わたしは先生がわざと傷にしみるように作った軟膏を塗っていく。


これくらいしてやらないと気が済まない。
だって……。


「何が口に苦しだよっ! 苦くない薬作んのが仕事だろがっ」

「怪我人なら大人しく手当てされてなさいよっ! バカ!」


ここに来るまで、思考が停止したんじゃないかってくらい頭が真っ白になった。


無我夢中で、汗が落ちるのも息が切れるのも忘れて走ってきたんだ。


それなのに……。


今、目の前で相変わらず憎まれ口叩いてんだもん……。

そりゃあ安心して涙だって出てくる。


「……泣くか怒るかどっちかにしろよっ。
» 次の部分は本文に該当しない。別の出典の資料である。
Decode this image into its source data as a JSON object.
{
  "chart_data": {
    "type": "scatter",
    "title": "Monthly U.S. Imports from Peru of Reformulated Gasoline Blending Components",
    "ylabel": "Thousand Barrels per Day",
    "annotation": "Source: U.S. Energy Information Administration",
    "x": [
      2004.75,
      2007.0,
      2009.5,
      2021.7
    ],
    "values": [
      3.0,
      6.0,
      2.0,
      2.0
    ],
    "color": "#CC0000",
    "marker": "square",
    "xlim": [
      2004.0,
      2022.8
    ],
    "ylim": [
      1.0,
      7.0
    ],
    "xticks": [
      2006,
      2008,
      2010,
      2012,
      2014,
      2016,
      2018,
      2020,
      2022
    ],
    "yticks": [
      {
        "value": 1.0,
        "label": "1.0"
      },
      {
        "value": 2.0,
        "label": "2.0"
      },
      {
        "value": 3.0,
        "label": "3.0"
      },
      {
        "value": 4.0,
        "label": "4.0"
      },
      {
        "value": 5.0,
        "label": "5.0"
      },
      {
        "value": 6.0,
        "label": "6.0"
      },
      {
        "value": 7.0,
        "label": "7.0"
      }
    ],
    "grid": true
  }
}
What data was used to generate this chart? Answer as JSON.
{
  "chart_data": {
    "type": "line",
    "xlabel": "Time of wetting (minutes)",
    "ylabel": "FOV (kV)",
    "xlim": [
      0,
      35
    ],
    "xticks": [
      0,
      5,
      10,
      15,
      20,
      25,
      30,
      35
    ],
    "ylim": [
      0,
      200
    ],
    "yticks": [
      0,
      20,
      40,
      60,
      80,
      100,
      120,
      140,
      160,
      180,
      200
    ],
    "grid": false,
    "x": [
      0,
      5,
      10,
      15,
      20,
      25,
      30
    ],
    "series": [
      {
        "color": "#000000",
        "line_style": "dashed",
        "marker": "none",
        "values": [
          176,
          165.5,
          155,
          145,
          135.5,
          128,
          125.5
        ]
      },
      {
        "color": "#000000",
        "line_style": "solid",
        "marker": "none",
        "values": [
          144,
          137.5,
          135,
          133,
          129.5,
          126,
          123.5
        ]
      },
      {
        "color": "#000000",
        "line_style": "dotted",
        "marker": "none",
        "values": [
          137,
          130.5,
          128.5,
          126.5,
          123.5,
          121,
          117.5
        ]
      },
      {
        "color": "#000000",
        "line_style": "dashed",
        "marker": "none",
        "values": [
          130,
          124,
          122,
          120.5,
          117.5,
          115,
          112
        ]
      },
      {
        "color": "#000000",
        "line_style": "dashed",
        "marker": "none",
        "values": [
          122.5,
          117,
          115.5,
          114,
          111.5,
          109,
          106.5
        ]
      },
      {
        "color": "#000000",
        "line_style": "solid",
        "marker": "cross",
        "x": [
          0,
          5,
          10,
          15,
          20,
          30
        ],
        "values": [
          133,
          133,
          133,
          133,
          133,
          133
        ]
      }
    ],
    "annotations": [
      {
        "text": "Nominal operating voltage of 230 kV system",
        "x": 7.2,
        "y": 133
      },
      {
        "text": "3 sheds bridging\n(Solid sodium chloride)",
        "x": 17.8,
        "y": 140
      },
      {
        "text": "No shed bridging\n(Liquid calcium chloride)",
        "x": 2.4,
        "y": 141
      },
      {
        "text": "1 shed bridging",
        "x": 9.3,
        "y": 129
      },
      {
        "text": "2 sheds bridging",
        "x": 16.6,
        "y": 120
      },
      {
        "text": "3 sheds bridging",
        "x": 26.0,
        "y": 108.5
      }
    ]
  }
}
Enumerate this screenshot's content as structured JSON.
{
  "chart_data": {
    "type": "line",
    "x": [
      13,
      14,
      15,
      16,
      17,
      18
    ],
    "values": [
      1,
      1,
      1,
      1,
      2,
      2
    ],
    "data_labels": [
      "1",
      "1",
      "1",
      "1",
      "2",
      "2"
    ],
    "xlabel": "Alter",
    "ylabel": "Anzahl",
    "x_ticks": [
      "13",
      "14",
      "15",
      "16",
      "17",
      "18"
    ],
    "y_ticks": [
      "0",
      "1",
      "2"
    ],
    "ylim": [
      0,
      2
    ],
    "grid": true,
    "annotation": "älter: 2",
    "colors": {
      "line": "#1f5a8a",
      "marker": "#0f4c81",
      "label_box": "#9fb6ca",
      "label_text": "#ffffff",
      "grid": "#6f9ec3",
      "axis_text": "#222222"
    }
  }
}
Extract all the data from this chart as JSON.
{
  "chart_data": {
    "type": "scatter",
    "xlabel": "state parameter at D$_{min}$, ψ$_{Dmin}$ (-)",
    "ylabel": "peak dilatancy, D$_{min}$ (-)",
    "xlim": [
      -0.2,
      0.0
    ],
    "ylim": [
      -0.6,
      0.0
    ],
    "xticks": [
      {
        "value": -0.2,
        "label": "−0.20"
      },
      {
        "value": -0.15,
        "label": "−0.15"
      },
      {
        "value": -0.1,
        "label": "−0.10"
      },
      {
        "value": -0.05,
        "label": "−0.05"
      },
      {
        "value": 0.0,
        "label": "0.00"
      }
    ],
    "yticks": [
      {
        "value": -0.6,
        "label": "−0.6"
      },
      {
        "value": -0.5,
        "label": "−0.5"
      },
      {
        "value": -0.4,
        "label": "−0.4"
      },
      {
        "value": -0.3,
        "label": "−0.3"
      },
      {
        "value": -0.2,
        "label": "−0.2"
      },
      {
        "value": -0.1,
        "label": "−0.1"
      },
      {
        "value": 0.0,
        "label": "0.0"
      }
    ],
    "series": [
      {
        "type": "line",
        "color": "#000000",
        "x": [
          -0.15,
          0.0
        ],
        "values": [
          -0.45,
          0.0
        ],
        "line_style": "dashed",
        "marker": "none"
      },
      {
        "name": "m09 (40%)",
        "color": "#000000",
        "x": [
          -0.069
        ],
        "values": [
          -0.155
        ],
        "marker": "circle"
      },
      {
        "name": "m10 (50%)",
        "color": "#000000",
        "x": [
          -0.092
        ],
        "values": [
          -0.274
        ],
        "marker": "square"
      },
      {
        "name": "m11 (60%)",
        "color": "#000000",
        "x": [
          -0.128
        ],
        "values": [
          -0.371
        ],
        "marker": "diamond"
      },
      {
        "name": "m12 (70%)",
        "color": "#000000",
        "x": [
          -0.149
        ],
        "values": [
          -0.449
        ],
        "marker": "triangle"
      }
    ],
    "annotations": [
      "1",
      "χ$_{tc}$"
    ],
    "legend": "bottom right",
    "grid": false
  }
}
メンドクサイ」

「うるさいですっ」


メンドクサイって言い方がなんだか、くすぐったいくらい柔らかかった。

包帯をぐるぐる巻き付ける手も涙も止まらず。

滲む視界で手当てを終えたわたしを待っていたのは、何故かランシェ様の口付けだった。


「俺の為に泣く女」

「ちがっ……んっ」


ランシェ様の深緑の瞳に虚ろげなわたしの顔が映る。

そこに間髪入れず次のキス。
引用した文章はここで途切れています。